Active or passive investing? It depends.

For 40 years, there has been a fierce debate about the best way to invest. Is active management best or passive? Should you try to beat the market or just match it? Academic theory has been weighed against practical evidence. In fact, the answer depends on your investment preferences and cannot be reduced to performance.

In the arcane world of investing, a heated debate has been simmering for almost 40 years over what is the best way to invest. ‘Active’ or ‘passive’? While the debate is technical, and at times academic, it can significantly affect to what extent you as an investor may attain your objectives.

Originally, investments were always actively managed. Portfolio managers sought to buy the equities or bonds they judged most likely to outperform the rest of their markets. But then academic research started to suggest that it was virtually impossible to outperform consistently. So, investment funds started to be launched that aimed simply to perform in line with a chosen market index.

The nub of the active / passive debate is the issue of performance, although this is not the only issue. Do active or passive funds perform best? There appear to be some exceptional portfolio managers of active funds who more than hold their own over long periods of time. But, on average, the evidence suggests that in many categories passive funds do best.

Even so, there is more to investment than simply performance. As your goals grow more complex, you may want to make investments that have for example a specific social or environmental impact. Actively managed funds have greater flexibility, and so are more likely to match such requirements.

Defining active and passive

So, in practical terms, what is active management and what is passive? Broadly speaking, the portfolio managers of active funds seek to outperform the returns of a specific benchmark. The manager of a European equity fund, for example, might seek to beat the MSCI Europe Index, which tracks the performance of equities in 15 countries in Europe. Or a hedge fund might look to outperform a cash index such as 3-month Libor (London Interbank Offered Rate). 

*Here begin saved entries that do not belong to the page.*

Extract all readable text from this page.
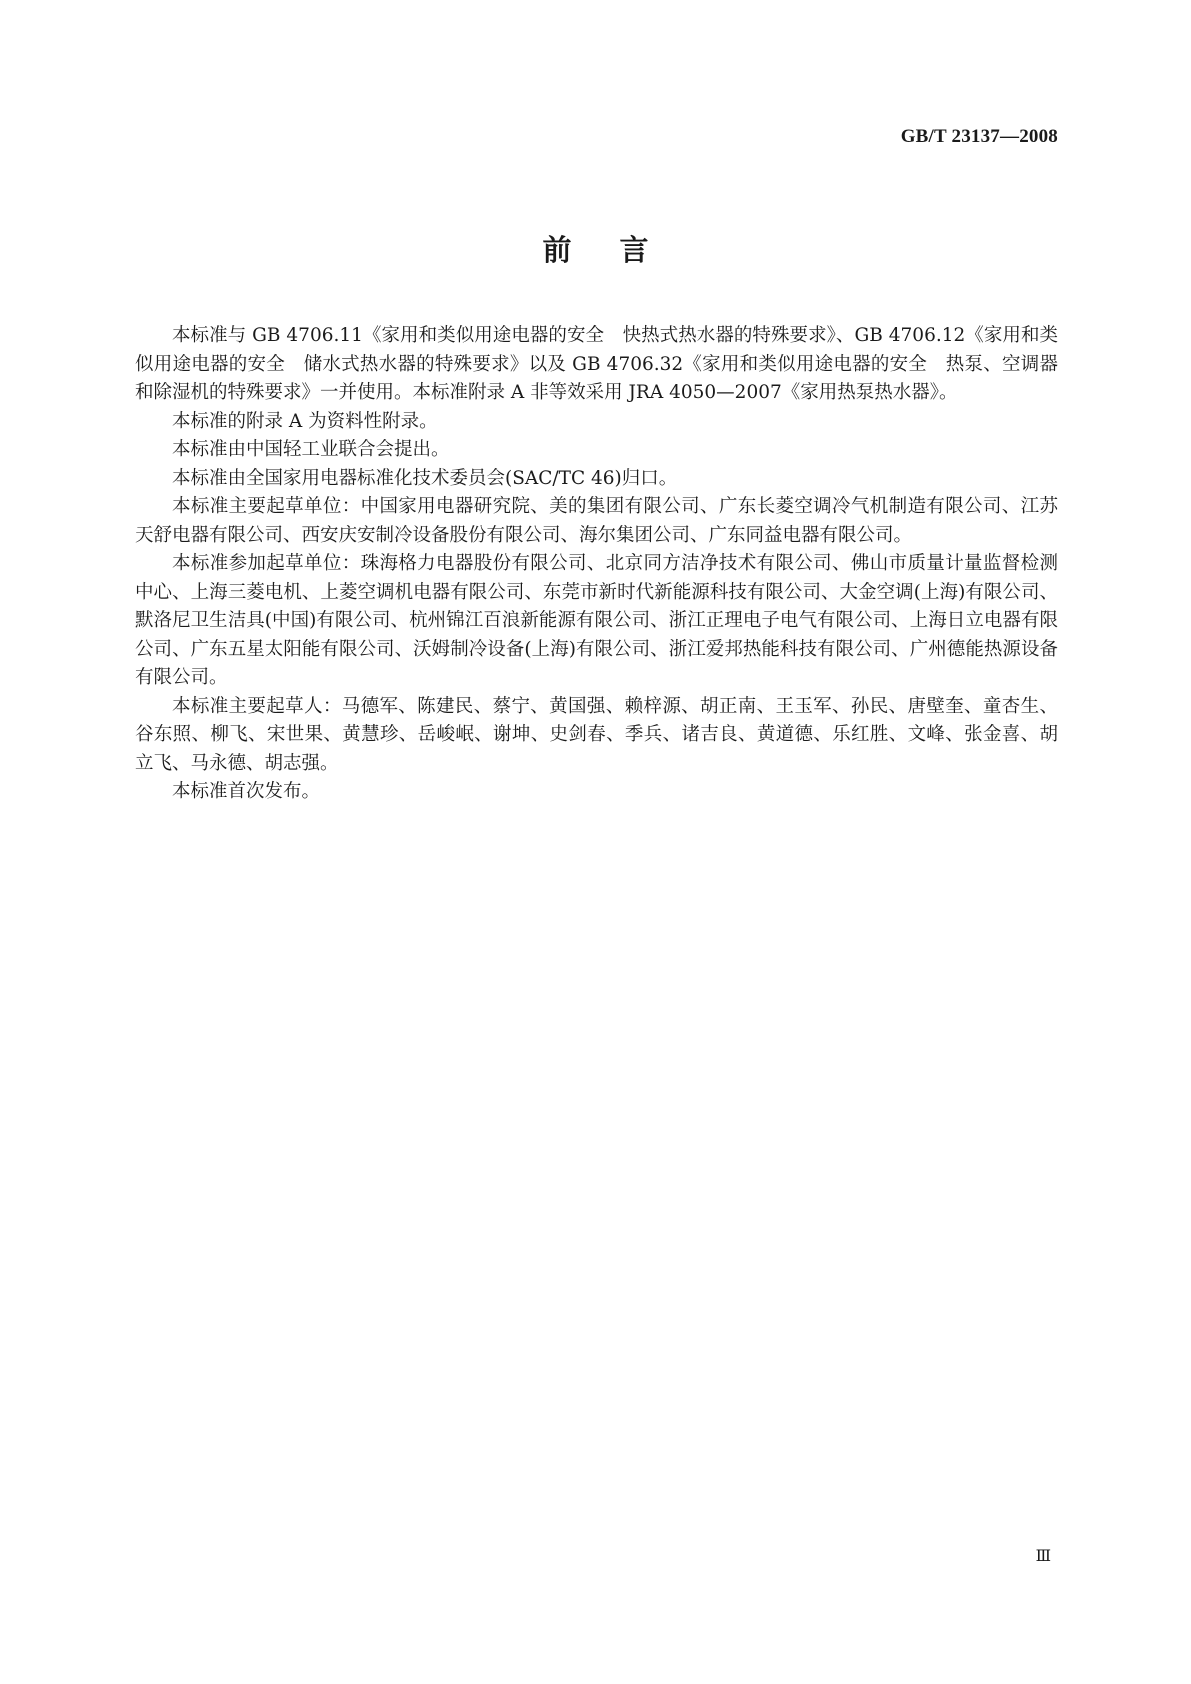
GB/T 23137—2008
前言

本标准与 GB 4706.11《家用和类似用途电器的安全　快热式热水器的特殊要求》、GB 4706.12《家用和类似用途电器的安全　储水式热水器的特殊要求》以及 GB 4706.32《家用和类似用途电器的安全　热泵、空调器和除湿机的特殊要求》一并使用。本标准附录 A 非等效采用 JRA 4050—2007《家用热泵热水器》。

本标准的附录 A 为资料性附录。

本标准由中国轻工业联合会提出。

本标准由全国家用电器标准化技术委员会(SAC/TC 46)归口。

本标准主要起草单位：中国家用电器研究院、美的集团有限公司、广东长菱空调冷气机制造有限公司、江苏天舒电器有限公司、西安庆安制冷设备股份有限公司、海尔集团公司、广东同益电器有限公司。

本标准参加起草单位：珠海格力电器股份有限公司、北京同方洁净技术有限公司、佛山市质量计量监督检测中心、上海三菱电机、上菱空调机电器有限公司、东莞市新时代新能源科技有限公司、大金空调(上海)有限公司、默洛尼卫生洁具(中国)有限公司、杭州锦江百浪新能源有限公司、浙江正理电子电气有限公司、上海日立电器有限公司、广东五星太阳能有限公司、沃姆制冷设备(上海)有限公司、浙江爱邦热能科技有限公司、广州德能热源设备有限公司。

本标准主要起草人：马德军、陈建民、蔡宁、黄国强、赖梓源、胡正南、王玉军、孙民、唐壁奎、童杏生、谷东照、柳飞、宋世果、黄慧珍、岳峻岷、谢坤、史剑春、季兵、诸吉良、黄道德、乐红胜、文峰、张金喜、胡立飞、马永德、胡志强。

本标准首次发布。

Ⅲ
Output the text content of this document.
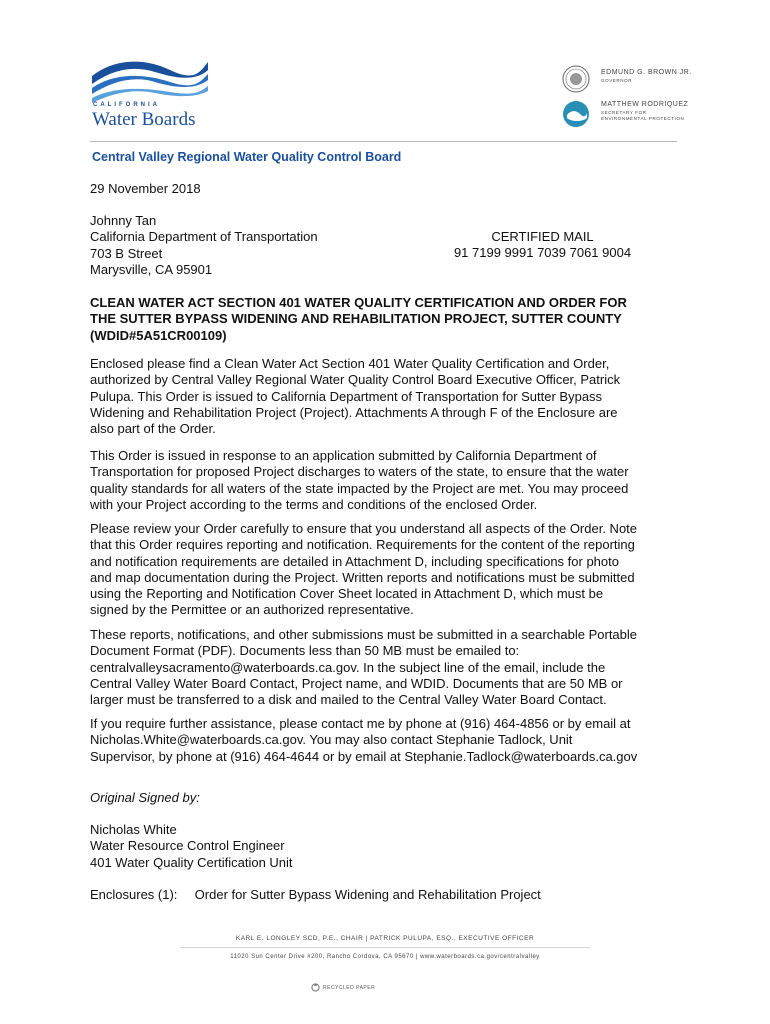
CALIFORNIA
Water Boards
EDMUND G. BROWN JR.
GOVERNOR
MATTHEW RODRIQUEZ
SECRETARY FOR ENVIRONMENTAL PROTECTION
Central Valley Regional Water Quality Control Board
29 November 2018
Johnny Tan
California Department of Transportation
703 B Street
Marysville, CA 95901
CERTIFIED MAIL
91 7199 9991 7039 7061 9004
CLEAN WATER ACT SECTION 401 WATER QUALITY CERTIFICATION AND ORDER FOR
THE SUTTER BYPASS WIDENING AND REHABILITATION PROJECT, SUTTER COUNTY
(WDID#5A51CR00109)
Enclosed please find a Clean Water Act Section 401 Water Quality Certification and Order,
authorized by Central Valley Regional Water Quality Control Board Executive Officer, Patrick
Pulupa. This Order is issued to California Department of Transportation for Sutter Bypass
Widening and Rehabilitation Project (Project). Attachments A through F of the Enclosure are
also part of the Order.
This Order is issued in response to an application submitted by California Department of
Transportation for proposed Project discharges to waters of the state, to ensure that the water
quality standards for all waters of the state impacted by the Project are met. You may proceed
with your Project according to the terms and conditions of the enclosed Order.
Please review your Order carefully to ensure that you understand all aspects of the Order. Note
that this Order requires reporting and notification. Requirements for the content of the reporting
and notification requirements are detailed in Attachment D, including specifications for photo
and map documentation during the Project. Written reports and notifications must be submitted
using the Reporting and Notification Cover Sheet located in Attachment D, which must be
signed by the Permittee or an authorized representative.
These reports, notifications, and other submissions must be submitted in a searchable Portable
Document Format (PDF). Documents less than 50 MB must be emailed to:
centralvalleysacramento@waterboards.ca.gov. In the subject line of the email, include the
Central Valley Water Board Contact, Project name, and WDID. Documents that are 50 MB or
larger must be transferred to a disk and mailed to the Central Valley Water Board Contact.
If you require further assistance, please contact me by phone at (916) 464-4856 or by email at
Nicholas.White@waterboards.ca.gov. You may also contact Stephanie Tadlock, Unit
Supervisor, by phone at (916) 464-4644 or by email at Stephanie.Tadlock@waterboards.ca.gov
Original Signed by:
Nicholas White
Water Resource Control Engineer
401 Water Quality Certification Unit
Enclosures (1): Order for Sutter Bypass Widening and Rehabilitation Project
KARL E. LONGLEY SCD, P.E., CHAIR | PATRICK PULUPA, ESQ., EXECUTIVE OFFICER
11020 Sun Center Drive #200, Rancho Cordova, CA 95670 | www.waterboards.ca.gov/centralvalley
RECYCLED PAPER
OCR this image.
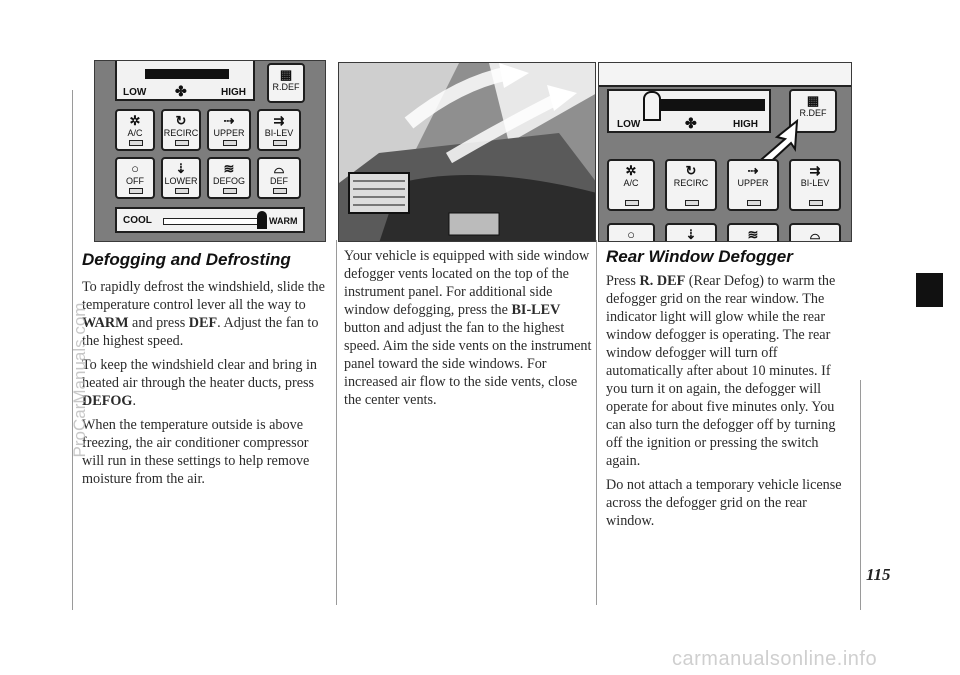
LOW ✤	HIGH
▦
R.DEF
✲
A/C
↻
RECIRC
⇢
UPPER
⇉
BI-LEV
○
OFF
⇣
LOWER
≋
DEFOG
⌓
DEF
COOL	WARM
LOW	✤	HIGH
▦
R.DEF
✲
A/C
↻
RECIRC
⇢
UPPER
⇉
BI-LEV
○	⇣	≋	⌓
Defogging and Defrosting

To rapidly defrost the windshield, slide the temperature control lever all the way to WARM and press DEF. Adjust the fan to the highest speed.

To keep the windshield clear and bring in heated air through the heater ducts, press DEFOG.

When the temperature outside is above freezing, the air conditioner compressor will run in these settings to help remove moisture from the air.

Your vehicle is equipped with side window defogger vents located on the top of the instrument panel. For additional side window defogging, press the BI-LEV button and adjust the fan to the highest speed. Aim the side vents on the instrument panel toward the side windows. For increased air flow to the side vents, close the center vents.

Rear Window Defogger

Press R. DEF (Rear Defog) to warm the defogger grid on the rear window. The indicator light will glow while the rear window defogger is operating. The rear window defogger will turn off automatically after about 10 minutes. If you turn it on again, the defogger will operate for about five minutes only. You can also turn the defogger off by turning off the ignition or pressing the switch again.

Do not attach a temporary vehicle license across the defogger grid on the rear window.

115
carmanualsonline.info
ProCarManuals.com
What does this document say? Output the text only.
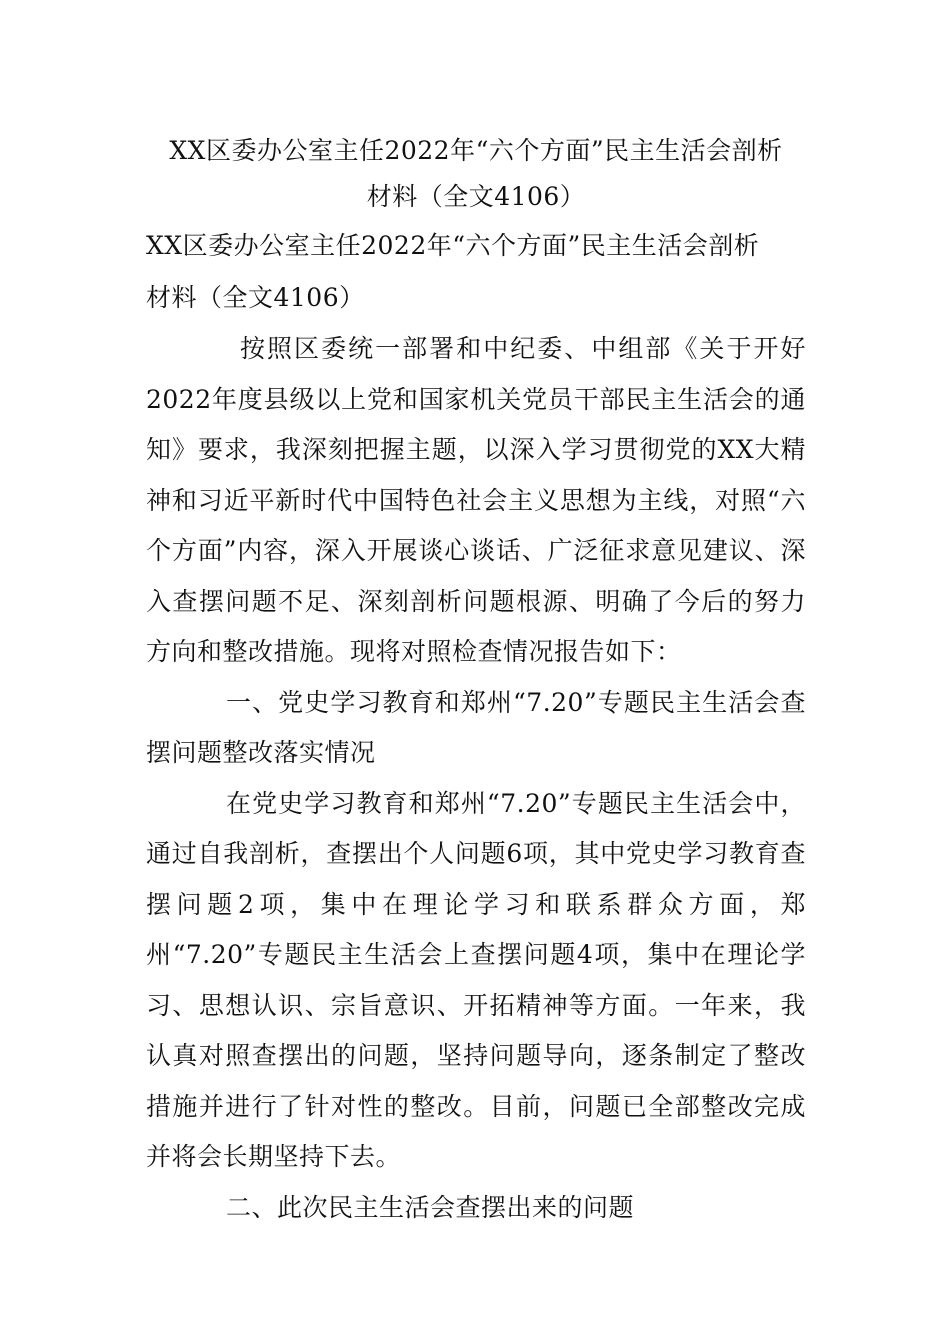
XX区委办公室主任2022年“六个方面”民主生活会剖析
材料（全文4106）
XX区委办公室主任2022年“六个方面”民主生活会剖析
材料（全文4106）

按照区委统一部署和中纪委、中组部《关于开好2022年度县级以上党和国家机关党员干部民主生活会的通知》要求，我深刻把握主题，以深入学习贯彻党的XX大精神和习近平新时代中国特色社会主义思想为主线，对照“六个方面”内容，深入开展谈心谈话、广泛征求意见建议、深入查摆问题不足、深刻剖析问题根源、明确了今后的努力方向和整改措施。现将对照检查情况报告如下：

一、党史学习教育和郑州“7.20”专题民主生活会查摆问题整改落实情况

在党史学习教育和郑州“7.20”专题民主生活会中，通过自我剖析，查摆出个人问题6项，其中党史学习教育查摆问题2项，集中在理论学习和联系群众方面，郑州“7.20”专题民主生活会上查摆问题4项，集中在理论学习、思想认识、宗旨意识、开拓精神等方面。一年来，我认真对照查摆出的问题，坚持问题导向，逐条制定了整改措施并进行了针对性的整改。目前，问题已全部整改完成并将会长期坚持下去。

二、此次民主生活会查摆出来的问题
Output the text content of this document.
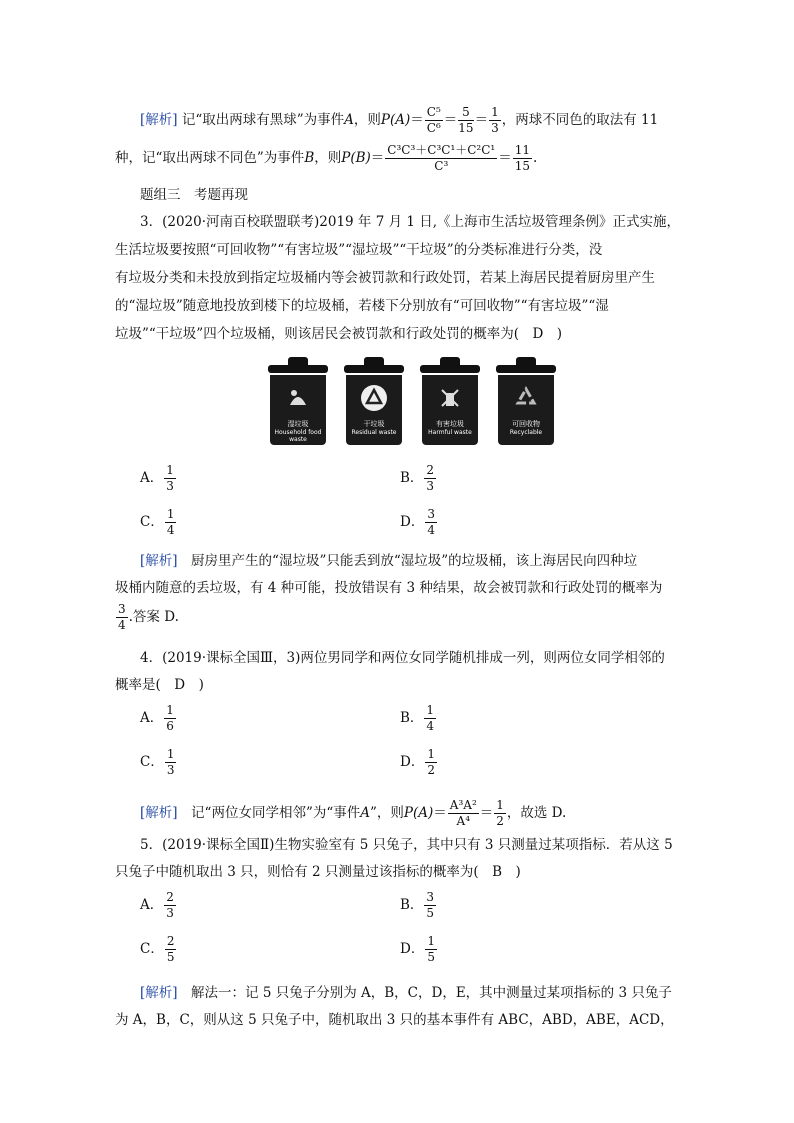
[解析] 记“取出两球有黑球”为事件A，则$P(A)= \frac{\text{C⁵}}{\text{C⁶}} = \frac{5}{15} = \frac{1}{3}$ ，两球不同色的取法有 11
种，记“取出两球不同色”为事件B，则$P(B)= \frac{\text{C³C³＋C³C¹＋C²C¹}}{\text{C³}} = \frac{11}{15}$ .
题组三　考题再现
3．(2020·河南百校联盟联考)2019 年 7 月 1 日,《上海市生活垃圾管理条例》正式实施，
生活垃圾要按照“可回收物”“有害垃圾”“湿垃圾”“干垃圾”的分类标准进行分类，没
有垃圾分类和未投放到指定垃圾桶内等会被罚款和行政处罚，若某上海居民提着厨房里产生
的“湿垃圾”随意地投放到楼下的垃圾桶，若楼下分别放有“可回收物”“有害垃圾”“湿
垃圾”“干垃圾”四个垃圾桶，则该居民会被罚款和行政处罚的概率为(　D　)
湿垃圾
Household food waste
干垃圾
Residual waste
有害垃圾
Harmful waste
可回收物
Recyclable
A． $\frac{1}{3}$	B． $\frac{2}{3}$
C． $\frac{1}{4}$	D． $\frac{3}{4}$
[解析]　 厨房里产生的“湿垃圾”只能丢到放“湿垃圾”的垃圾桶，该上海居民向四种垃
圾桶内随意的丢垃圾，有 4 种可能，投放错误有 3 种结果，故会被罚款和行政处罚的概率为
$\frac{3}{4}$ .答案 D.
4．(2019·课标全国Ⅲ，3)两位男同学和两位女同学随机排成一列，则两位女同学相邻的
概率是(　D　)
A． $\frac{1}{6}$	B． $\frac{1}{4}$
C． $\frac{1}{3}$	D． $\frac{1}{2}$
[解析]　 记“两位女同学相邻”为“事件A”，则$P(A)= \frac{\text{A³A²}}{\text{A⁴}} = \frac{1}{2}$ ，故选 D.
5．(2019·课标全国Ⅱ)生物实验室有 5 只兔子，其中只有 3 只测量过某项指标．若从这 5
只兔子中随机取出 3 只，则恰有 2 只测量过该指标的概率为(　B　)
A． $\frac{2}{3}$	B． $\frac{3}{5}$
C． $\frac{2}{5}$	D． $\frac{1}{5}$
[解析]　 解法一：记 5 只兔子分别为 A，B，C，D，E，其中测量过某项指标的 3 只兔子
为 A，B，C，则从这 5 只兔子中，随机取出 3 只的基本事件有 ABC，ABD，ABE，ACD，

Passive investors, on the other hand, accept the market return by simply tracking a market index. Passive funds normally take the form of index funds or exchange-traded funds (ETFs). They are low cost because their portfolios are automatically rebalanced and so there is no need for a portfolio manager or any investment research.

The heart of the matter: Markowitz and Buffet

The theoretical justification for passive investing has academic support. At the heart of this is Modern Portfolio Theory (MPT). Developed by financial economist Harry Markowitz in the 1950s, MPT asserts that the relationship between risk and return can be quantified, and that active management is fruitless because markets efficiently price in all information.

Yet experience has proved this is not always the case. Perhaps most famously, Warren Buffet, the celebrated US value investor, has beaten the US equity markets for more than 50 years through his distinctive style of investing in high quality businesses such as Coca-Cola at the right price. Between 1965 and 2017, the compounded annual gain of shares in Buffet’s Berkshire Hathaway vehicle was 20.9% - far more than the 9.9% return (with dividends reinvested) for the US S&P 500 Index (Berkshire Hathaway 2017 annual report). Of course, it is difficult to spot investors of Mr Buffet’s class and many active investors simply do not beat the index in the long term.

ETFs and index funds are rapidly gaining popularity. In 2016, passively-managed funds accounted for just under a fifth (16%) of the asset management industry, according to a report from PwC, the consultancy. By 2025, this number is forecast to increase to a quarter (25%).

For and against

But there are reasons for and against both active and passive.

There are three main reasons in favour of actively managed funds:

  1. They have the freedom to outperform the market
  2. They have the flexibility to accommodate your specific wishes, such as investing sustainably
  3. They can dynamically manage risk by, for example, cutting exposure to more volatile sectors at times when equity markets look likely to fall.

There are three main reasons for passive funds:

  1. They are unlikely to materially underperform the chosen benchmark index
  2. Their fees tend to be lower than those of actively-managed funds
  3. In the case of ETFs, they offer a quick and easy way to buy market exposure.

Complementing each other

When the arguments for and against active and passive investing are weighed up, neither appears simply better than the other. The answer to the active or passive question is; it depends. Indeed, some investors choose to use passive investments as a core for their portfolio while investing in active funds at the periphery. This gives them exposure to the market but the chance to outperform and have greater flexibility at the margin. Other investors, however, choose actively managed funds as core because they are set up for the longer term and give the manager the time to outperform. In this case, exchange-traded funds (ETFs) might be used for satellite exposure that are designed in a more tactical, short-term way.

After 40 years of debate, it appears that passive funds are not so much an alternative to active management as an addition. Intelligently implemented, the two styles complement each other.